Every time Jesus saw faith, or a lack of faith, He pointed it out. Usually it was the disciples who lacked faith, even though they spent almost all day every day with him for three years. And it was usually the Gentiles and the Samaritans who showed great faith. Could Jesus have walked 100 miles to meet this woman just to teach His disciples a lesson? If Jesus could heal her daughter from where He was, couldn’t he have healed her from Gennesaret? He is God. He knew about her condition. He wanted to meet her where she was, but more importantly He wanted His disciples to meet her. His disciples were intolerant of other cultures (which would soon have to change because Christianity did not stay within the confines of Judaism for very long) and they were not very compassionate.
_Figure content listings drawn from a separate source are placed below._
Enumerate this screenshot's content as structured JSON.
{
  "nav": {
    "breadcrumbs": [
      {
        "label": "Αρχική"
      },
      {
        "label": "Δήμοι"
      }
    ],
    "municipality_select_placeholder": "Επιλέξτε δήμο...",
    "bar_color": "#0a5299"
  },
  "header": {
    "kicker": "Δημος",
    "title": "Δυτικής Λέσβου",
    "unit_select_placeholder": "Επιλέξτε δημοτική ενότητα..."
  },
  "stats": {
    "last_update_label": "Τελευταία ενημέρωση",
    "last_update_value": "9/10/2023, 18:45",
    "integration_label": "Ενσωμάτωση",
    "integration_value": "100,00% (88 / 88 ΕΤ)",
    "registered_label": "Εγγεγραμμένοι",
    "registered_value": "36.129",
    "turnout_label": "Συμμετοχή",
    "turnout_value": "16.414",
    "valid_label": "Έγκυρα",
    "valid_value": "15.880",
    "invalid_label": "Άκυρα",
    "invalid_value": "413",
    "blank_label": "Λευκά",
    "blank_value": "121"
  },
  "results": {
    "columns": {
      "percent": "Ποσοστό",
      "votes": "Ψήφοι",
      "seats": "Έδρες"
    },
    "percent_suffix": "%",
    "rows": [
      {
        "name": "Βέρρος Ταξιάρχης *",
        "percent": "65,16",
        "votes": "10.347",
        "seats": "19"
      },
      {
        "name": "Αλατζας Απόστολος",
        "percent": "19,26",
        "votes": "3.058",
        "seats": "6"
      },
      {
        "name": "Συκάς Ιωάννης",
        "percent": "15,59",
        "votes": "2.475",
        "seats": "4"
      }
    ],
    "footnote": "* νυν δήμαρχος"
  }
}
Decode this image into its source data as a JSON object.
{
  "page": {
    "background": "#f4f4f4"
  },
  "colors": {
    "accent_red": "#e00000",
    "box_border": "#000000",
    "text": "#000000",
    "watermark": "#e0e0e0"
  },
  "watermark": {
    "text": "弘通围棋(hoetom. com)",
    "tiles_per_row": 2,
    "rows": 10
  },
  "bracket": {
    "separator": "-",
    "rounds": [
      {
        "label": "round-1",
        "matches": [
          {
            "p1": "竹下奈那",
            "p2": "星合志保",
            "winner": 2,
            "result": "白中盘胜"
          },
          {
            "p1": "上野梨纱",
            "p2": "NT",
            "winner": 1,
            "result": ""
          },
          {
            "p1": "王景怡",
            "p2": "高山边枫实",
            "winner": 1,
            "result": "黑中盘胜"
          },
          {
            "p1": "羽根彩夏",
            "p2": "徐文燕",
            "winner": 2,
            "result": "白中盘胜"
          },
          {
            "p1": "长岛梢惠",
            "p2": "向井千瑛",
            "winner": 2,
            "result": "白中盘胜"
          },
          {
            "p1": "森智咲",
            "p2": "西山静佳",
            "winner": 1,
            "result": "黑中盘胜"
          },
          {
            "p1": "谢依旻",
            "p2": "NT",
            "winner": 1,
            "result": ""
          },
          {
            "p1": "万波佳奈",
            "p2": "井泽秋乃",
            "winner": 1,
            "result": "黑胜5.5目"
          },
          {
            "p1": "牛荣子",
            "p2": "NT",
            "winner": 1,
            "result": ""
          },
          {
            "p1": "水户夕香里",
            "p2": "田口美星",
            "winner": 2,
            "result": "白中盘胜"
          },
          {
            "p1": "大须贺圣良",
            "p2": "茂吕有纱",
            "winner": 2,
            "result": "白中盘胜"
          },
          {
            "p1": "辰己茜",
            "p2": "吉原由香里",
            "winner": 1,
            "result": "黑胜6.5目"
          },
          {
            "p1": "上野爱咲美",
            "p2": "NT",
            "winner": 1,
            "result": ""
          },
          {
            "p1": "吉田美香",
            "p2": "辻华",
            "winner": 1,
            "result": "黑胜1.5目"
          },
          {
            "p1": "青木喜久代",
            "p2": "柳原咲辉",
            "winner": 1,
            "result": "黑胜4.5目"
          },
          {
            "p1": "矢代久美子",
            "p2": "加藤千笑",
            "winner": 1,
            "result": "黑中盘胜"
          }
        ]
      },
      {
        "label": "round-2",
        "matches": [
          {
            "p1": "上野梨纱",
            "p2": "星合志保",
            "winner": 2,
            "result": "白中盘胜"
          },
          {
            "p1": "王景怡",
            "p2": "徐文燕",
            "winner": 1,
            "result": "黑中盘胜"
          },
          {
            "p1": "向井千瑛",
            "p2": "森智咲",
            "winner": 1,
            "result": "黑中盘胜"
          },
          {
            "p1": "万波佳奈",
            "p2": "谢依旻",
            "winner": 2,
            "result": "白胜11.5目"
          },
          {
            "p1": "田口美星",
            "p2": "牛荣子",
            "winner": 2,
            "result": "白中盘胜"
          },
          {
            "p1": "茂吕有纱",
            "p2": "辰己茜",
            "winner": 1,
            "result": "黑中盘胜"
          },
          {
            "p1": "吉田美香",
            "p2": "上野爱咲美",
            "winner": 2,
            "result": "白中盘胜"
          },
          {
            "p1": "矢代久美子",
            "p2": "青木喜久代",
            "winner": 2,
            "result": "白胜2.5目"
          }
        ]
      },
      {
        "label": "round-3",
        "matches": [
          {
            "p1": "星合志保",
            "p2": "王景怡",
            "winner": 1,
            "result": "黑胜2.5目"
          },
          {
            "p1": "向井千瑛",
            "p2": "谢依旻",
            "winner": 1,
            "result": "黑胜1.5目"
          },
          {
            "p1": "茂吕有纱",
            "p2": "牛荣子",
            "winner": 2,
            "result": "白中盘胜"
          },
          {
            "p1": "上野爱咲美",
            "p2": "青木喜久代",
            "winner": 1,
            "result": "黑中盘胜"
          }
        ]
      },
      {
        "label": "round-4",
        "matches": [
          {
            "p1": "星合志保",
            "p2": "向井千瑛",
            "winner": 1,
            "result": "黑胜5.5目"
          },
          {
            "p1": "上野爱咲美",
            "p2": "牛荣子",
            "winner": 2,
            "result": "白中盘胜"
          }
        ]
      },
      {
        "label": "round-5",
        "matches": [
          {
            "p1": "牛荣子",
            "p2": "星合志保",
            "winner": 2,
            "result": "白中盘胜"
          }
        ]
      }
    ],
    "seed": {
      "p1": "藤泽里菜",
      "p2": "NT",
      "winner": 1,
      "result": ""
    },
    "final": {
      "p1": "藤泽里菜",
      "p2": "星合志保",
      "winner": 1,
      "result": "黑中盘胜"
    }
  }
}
Jesus was really just acting as intolerant and rude as His disciples were to illustrate a point.
Let’s look at the last section again with the idea in mind that Jesus was testing His disciples more than He was testing the woman. Picture the scene in your head. The woman kneels before God and says, “Lord, please help me.” Jesus replies, “It is not right to take children’s bread and toss it to the dogs.” Is Jesus smiling at the woman? Does He say His line and then wink at her, showing her that He is testing her and His disciples, and she is faring better than them? Does he say that line in a tongue in cheek manner? Have you ever seen someone say something that could be taken very badly but everyone present to witness it could tell by the person’s face, smile, or body language that he meant it in a joking manner? Could Jesus have been just joking with the woman after He was finished testing His disciples like an athlete jokes with his competitors right after a tough game or match? I think so. If we could only see a visual replay of this scene, many of our questions could be answered.
Now picture the woman saying, “Yes, Lord, but even the dogs are fed the crumbs which fall from the master’s table.” Does the woman recognize Jesus calling her a “dog” as a playful test? Can you see Jesus not being able to control the excitement inside as He sees this Gentile woman showing more faith than His highly trained disciples? He finally can’t keep it in any longer and has to blurt out, “O woman, great is your faith!” Then He heals her daughter and the two of them hug. After that touching moment, He let’s her embrace go as she races home to see her healed daughter. Jesus watches her run away for a few seconds, and then slowly turns around to see His disciples standing their shocked, dumfounded, and embarrassed. Jesus scowls at them and they hang their heads knowing it’s going to be a long walk to wherever they’re going next as Jesus would be taking them to the woodshed the entire trip. His disciples showed again a huge lack of faith and compassion, and His time with them was getting short.